Le génocide des Tutsis au Rwanda a été une tragédie suffisamment douloureuse pour qu'on en traite avec circonspection et retenue, à l'opposé de ce que fait Vincent Duclert. Un seul exemple : ses mots «
Pour François Mitterrand, le Rwanda fut une conquête personnelle » ne sont étayés par rien. Le procédé est transparent : il s'agit de placer les mots « conquête » (entendez colonialisme) et « personnelle » (comprenez « pouvoir personnel »).
Les graves défaillances de la commission Duclert et de son rapport avaient été soulignées par les historiens, à commencer par ses conclusions en décalage majeur avec le corps de celui-ci. Peut-on être sûrs qu'elles ont été délibérées par la commission ?
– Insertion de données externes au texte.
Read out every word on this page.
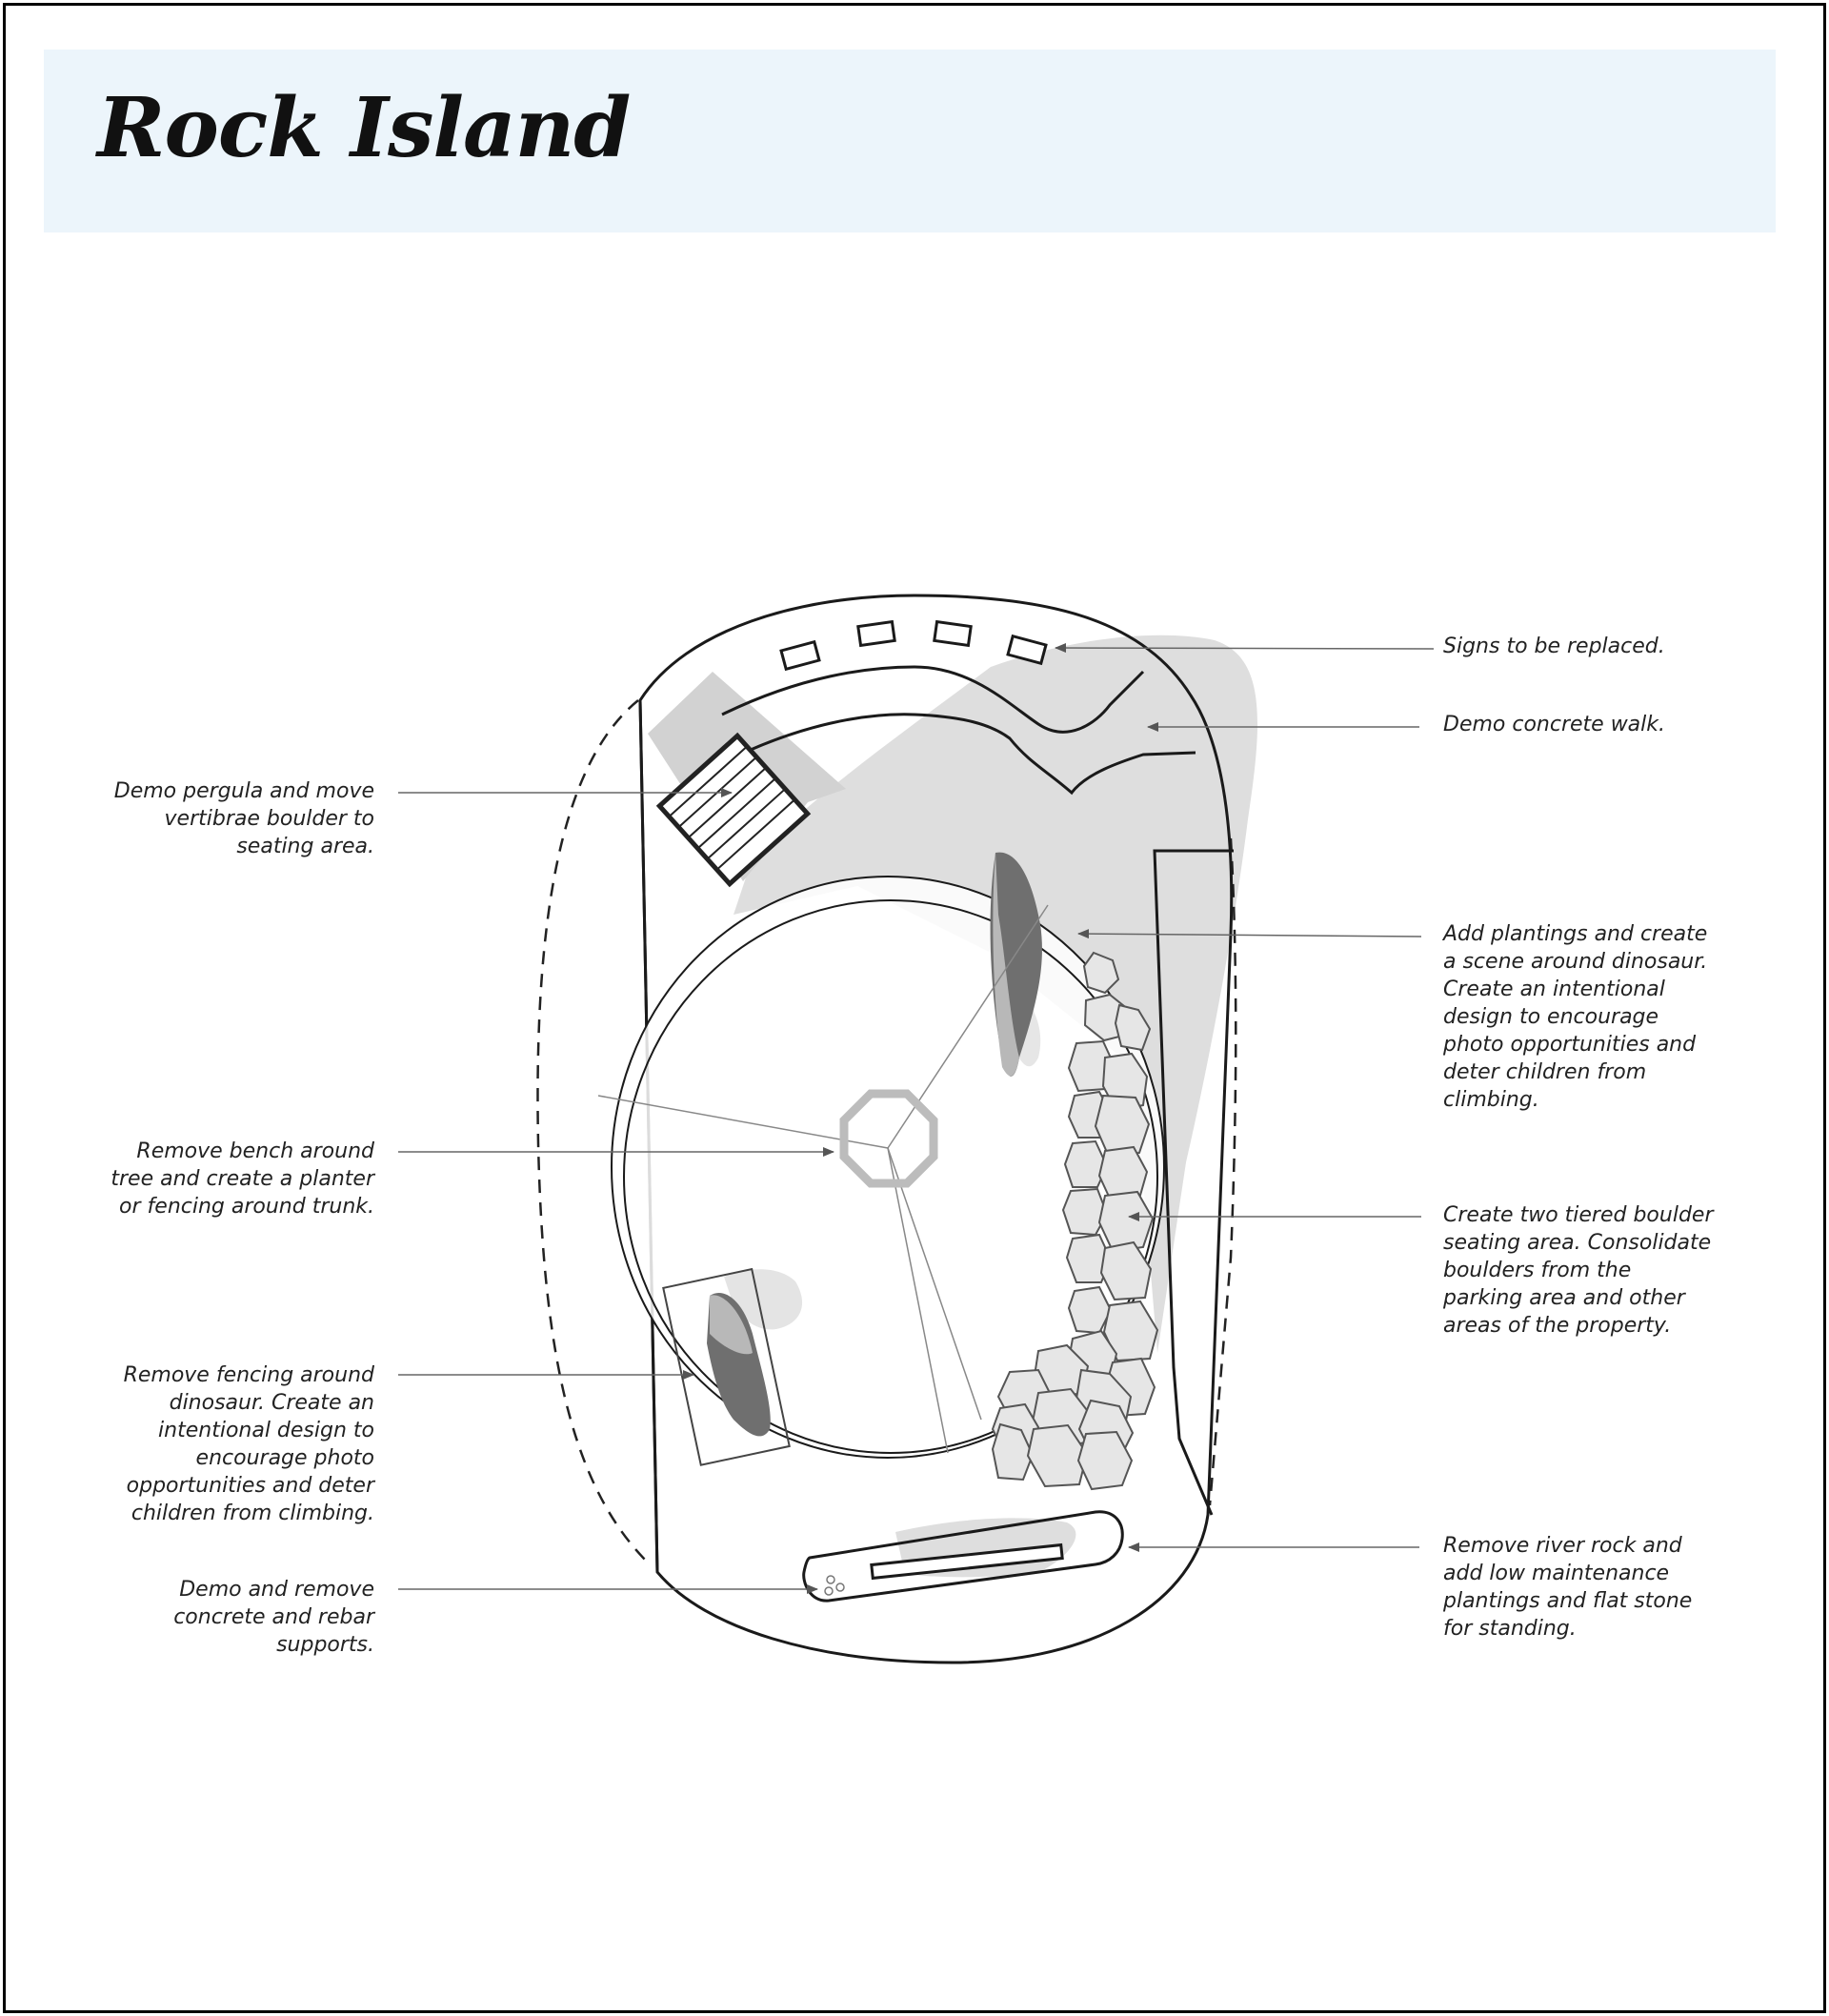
Rock Island

Signs to be replaced.

Demo concrete walk.

Demo pergula and move
vertibrae boulder to
seating area.

Add plantings and create
a scene around dinosaur.
Create an intentional
design to encourage
photo opportunities and
deter children from
climbing.

Remove bench around
tree and create a planter
or fencing around trunk.	Create two tiered boulder
seating area. Consolidate
boulders from the
parking area and other
areas of the property.

Remove fencing around
dinosaur. Create an
intentional design to
encourage photo
opportunities and deter
children from climbing.

Demo and remove
concrete and rebar
supports.

Remove river rock and
add low maintenance
plantings and flat stone
for standing.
C'est sans doute pour cela qu'Emmanuel Macron a tenu, à Kigali, un discours clairement en retrait de ces mêmes conclusions. Or dans son livre, Duclert caviarde délibérément ce discours dont il extrait une phrase («
la France endossant alors une responsabilité accablante […] ») sans en citer la fin que voici : « […]
dans un engrenage qui a abouti au pire, alors même qu'elle cherchait précisément à l'éviter ». Une citation tronquée qui est au fond un aveu.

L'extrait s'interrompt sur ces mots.